Richard Posner, one of the most important judges of the past fifty years – perhaps even more important than some of those who have sat on the Supreme Court of the United States – has suddenly declared that he is retiring. For better or for worse, Posner’s influence has been felt far and wide.
Judge Richard Posner started out as a clerk for Justice William Brennan of the Supreme Court before becoming an attorney at the Federal Trade Commission (FTC) back in 1964, and then a law professor in 1968. He was nominated by then-President Ronald Reagan to a seat on the federal appellate court out in Chicago, the Seventh Circuit Court of Appeals, serving there from 1981 until announcing his retirement on September 2, 2017, effective the very next day.
As a judge and as a law professor – he continued to teach at the University of Chicago while being a judge – Judge Posner became famous as the pioneer of the law and economics movement, which aimed to resolve court cases based on economic principles, particularly on the efficient allocation of resources. This had more of an impact in civil cases than criminal ones and created a host of strange outcomes that almost always favored business interests at the expense of the little guy.
Posner’s viewpoints on criminal law were mixed: While he had what could only be called “bogus” ideas on law enforcement and civil rights, he also thought that people who’d been convicted of a crime were treated too harshly, and that law enforcement was too concerned with prosecuting drug crimes.
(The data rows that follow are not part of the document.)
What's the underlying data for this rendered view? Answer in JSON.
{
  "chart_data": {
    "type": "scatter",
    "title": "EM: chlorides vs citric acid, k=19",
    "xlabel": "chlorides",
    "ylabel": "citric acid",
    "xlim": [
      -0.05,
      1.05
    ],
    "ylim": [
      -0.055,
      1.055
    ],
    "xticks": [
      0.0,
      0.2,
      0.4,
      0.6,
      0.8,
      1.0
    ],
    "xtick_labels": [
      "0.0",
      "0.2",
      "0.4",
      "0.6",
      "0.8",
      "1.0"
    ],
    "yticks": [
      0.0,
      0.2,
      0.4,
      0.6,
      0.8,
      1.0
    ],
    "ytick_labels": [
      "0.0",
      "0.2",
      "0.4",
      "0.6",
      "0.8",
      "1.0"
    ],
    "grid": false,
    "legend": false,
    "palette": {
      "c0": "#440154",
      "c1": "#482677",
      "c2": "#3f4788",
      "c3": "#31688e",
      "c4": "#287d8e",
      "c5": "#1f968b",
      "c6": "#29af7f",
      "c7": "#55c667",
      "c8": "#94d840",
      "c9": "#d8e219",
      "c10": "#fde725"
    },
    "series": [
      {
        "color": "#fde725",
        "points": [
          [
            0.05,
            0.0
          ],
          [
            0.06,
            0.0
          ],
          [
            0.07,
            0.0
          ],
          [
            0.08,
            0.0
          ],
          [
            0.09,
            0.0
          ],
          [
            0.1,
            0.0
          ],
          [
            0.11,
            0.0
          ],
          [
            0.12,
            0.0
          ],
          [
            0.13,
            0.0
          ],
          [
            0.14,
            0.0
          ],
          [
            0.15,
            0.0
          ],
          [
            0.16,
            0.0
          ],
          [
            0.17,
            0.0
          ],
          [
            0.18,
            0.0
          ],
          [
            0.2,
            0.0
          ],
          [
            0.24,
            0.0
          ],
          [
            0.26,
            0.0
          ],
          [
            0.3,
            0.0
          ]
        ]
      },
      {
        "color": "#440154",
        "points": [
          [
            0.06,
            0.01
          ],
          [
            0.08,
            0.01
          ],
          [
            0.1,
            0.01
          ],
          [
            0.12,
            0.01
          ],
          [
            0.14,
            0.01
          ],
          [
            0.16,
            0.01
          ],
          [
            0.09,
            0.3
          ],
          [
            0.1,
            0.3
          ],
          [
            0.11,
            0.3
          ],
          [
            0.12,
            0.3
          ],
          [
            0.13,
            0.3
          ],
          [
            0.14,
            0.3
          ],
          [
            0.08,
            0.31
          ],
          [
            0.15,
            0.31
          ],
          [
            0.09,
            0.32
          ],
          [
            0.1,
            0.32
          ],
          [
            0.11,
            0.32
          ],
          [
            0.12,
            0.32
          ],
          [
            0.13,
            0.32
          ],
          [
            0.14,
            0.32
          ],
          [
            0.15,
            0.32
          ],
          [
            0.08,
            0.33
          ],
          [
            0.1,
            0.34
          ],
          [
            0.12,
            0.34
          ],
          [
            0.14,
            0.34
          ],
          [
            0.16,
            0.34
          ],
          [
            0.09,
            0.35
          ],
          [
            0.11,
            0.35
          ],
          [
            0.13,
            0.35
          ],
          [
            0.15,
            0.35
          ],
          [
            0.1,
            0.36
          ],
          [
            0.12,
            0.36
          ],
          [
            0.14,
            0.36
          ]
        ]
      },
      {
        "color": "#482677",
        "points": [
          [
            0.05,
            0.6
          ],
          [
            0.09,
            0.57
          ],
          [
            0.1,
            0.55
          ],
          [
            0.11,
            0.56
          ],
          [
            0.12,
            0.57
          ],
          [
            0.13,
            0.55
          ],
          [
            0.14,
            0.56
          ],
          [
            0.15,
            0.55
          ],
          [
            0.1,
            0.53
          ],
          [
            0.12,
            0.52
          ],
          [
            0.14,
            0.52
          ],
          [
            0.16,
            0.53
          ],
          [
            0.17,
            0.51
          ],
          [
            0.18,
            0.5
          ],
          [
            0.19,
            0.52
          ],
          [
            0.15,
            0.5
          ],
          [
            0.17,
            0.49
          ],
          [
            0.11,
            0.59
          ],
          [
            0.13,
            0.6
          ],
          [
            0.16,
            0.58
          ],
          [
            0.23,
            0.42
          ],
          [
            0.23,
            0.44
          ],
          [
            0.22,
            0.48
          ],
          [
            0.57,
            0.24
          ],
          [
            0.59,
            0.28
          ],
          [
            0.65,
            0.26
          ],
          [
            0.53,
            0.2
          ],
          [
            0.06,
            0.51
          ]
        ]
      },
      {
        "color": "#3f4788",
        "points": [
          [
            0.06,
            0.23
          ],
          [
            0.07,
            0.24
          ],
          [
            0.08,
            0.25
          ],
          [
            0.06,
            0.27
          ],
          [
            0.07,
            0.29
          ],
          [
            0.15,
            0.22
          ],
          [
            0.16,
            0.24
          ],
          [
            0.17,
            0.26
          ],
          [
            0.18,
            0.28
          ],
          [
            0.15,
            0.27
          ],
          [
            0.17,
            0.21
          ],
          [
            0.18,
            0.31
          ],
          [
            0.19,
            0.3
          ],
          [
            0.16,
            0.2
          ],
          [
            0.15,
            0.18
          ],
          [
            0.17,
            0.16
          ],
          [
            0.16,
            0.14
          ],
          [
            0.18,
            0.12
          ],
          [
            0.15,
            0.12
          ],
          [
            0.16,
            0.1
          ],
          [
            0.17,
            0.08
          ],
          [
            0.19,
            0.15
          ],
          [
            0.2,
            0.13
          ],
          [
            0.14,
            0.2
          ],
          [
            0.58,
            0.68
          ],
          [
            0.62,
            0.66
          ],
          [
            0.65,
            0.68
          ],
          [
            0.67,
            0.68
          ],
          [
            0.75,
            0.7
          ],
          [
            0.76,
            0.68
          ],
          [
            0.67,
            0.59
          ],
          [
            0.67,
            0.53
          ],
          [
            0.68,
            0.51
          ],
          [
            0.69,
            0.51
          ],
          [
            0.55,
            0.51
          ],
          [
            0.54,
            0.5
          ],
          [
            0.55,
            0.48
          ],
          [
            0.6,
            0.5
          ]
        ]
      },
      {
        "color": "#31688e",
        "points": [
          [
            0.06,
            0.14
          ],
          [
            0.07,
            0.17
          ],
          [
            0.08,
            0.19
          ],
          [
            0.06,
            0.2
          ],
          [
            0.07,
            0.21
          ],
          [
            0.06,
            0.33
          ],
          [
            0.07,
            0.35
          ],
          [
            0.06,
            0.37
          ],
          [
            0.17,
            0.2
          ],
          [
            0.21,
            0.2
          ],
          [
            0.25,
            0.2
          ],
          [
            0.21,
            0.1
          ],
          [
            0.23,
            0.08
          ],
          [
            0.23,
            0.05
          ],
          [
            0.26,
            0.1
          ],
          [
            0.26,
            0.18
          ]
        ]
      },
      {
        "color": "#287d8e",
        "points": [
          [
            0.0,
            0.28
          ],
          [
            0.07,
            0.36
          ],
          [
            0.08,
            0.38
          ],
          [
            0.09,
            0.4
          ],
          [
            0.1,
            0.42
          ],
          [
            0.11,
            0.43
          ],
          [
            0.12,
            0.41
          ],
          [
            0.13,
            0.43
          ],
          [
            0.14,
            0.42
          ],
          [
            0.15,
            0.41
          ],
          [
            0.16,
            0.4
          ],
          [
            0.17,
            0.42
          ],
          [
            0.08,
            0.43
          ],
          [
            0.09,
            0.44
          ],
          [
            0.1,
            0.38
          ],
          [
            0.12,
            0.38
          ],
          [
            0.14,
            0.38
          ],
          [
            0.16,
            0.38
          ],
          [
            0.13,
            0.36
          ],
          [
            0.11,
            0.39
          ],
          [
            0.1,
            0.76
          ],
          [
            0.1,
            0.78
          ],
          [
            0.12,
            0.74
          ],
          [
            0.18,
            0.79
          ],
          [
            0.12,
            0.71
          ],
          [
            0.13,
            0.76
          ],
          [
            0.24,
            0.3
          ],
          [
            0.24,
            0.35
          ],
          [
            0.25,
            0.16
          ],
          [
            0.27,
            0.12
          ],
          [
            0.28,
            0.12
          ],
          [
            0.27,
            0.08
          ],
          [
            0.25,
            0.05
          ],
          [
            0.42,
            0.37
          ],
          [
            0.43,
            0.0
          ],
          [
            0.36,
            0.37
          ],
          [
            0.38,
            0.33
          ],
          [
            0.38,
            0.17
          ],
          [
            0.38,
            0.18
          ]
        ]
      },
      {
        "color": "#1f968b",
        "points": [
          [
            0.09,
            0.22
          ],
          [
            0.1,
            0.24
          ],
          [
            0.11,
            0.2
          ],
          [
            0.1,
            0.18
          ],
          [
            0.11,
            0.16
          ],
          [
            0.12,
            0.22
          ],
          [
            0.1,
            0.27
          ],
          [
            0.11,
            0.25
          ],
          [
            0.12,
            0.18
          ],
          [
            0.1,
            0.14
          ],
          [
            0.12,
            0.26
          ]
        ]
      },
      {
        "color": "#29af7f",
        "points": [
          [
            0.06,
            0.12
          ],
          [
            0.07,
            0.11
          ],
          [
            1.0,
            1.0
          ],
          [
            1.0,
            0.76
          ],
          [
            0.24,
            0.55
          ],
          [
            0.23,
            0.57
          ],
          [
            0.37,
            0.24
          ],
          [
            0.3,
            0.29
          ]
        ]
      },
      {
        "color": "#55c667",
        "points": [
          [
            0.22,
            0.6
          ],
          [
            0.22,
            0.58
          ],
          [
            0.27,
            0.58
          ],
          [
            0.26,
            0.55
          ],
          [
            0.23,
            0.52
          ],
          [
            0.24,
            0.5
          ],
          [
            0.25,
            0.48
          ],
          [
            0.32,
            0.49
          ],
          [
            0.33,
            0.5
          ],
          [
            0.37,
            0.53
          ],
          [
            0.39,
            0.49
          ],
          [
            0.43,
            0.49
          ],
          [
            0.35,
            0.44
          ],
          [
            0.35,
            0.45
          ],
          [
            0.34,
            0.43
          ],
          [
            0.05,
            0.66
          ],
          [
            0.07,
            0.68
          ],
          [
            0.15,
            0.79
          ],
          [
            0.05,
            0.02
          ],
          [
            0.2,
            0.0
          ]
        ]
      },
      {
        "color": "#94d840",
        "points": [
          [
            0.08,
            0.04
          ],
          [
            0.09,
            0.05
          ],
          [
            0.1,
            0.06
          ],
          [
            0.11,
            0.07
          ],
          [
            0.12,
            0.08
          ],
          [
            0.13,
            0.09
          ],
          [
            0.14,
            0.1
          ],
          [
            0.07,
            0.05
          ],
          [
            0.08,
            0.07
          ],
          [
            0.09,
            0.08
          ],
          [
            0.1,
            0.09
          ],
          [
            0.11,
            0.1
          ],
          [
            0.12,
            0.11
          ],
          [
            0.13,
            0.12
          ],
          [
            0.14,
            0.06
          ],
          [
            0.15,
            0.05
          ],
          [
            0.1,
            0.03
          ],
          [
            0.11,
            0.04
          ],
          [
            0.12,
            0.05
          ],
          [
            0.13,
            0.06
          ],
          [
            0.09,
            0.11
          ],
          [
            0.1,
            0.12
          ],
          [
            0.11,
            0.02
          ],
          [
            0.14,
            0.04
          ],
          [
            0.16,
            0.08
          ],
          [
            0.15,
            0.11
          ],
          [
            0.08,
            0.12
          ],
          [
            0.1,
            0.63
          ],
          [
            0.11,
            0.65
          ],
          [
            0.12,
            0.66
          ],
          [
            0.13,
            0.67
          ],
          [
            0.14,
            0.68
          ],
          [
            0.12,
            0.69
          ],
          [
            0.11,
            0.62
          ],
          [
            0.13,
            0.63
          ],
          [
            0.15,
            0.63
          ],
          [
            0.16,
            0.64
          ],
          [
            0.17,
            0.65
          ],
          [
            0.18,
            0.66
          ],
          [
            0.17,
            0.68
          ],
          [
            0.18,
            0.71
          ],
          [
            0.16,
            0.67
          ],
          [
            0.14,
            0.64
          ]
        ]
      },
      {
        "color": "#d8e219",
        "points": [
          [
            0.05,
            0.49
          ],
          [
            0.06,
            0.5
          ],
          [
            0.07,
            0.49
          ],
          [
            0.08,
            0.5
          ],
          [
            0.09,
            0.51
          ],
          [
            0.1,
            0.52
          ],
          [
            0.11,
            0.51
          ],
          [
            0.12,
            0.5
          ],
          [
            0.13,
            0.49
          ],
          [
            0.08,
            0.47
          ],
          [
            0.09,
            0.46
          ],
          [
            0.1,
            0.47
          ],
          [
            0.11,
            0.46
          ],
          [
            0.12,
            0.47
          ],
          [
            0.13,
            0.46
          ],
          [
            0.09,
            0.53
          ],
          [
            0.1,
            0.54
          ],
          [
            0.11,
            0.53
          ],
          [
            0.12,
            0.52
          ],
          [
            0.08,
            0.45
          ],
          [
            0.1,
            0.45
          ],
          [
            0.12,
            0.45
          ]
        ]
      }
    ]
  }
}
Perhaps the most staggering of Posner’s viewpoints was that privacy shouldn’t be treated as important, at all, because the only people who wanted it were the people who used it to commit crimes or hide bad conduct. In the wake of Edward Snowden’s revelation that the National Security Administration (NSA) was wiretapping millions of phones in the U.S., Posner even voiced concern that smartphone software was being made to prevent the government from snooping: “If the NSA wants to vacuum all the trillions of bits of information that are crawling through the electronic worldwide networks, I think that’s fine,” he said.
Posner’s pandering to law enforcement spilled over into his view on recording police officers. In a case that dealt with whether Illinois’ Eavesdropping Act would let law enforcement arrest and prosecute people for videotaping officers in public, Posner ruled for the police on the basis that, in theory, videotaping officers might somehow impair their ability to function.
However, Posner’s economic approach to the law also led to him thinking that drug laws should be abandoned because they infringe on people’s freedoms without much of a benefit to society.
Even though Posner ruled from a bench in Chicago, the impact of his rulings have been felt throughout the U.S., including in Maine, in large part because his ideas challenged not what judges should rule, but how. The result was a mixed bag in criminal law.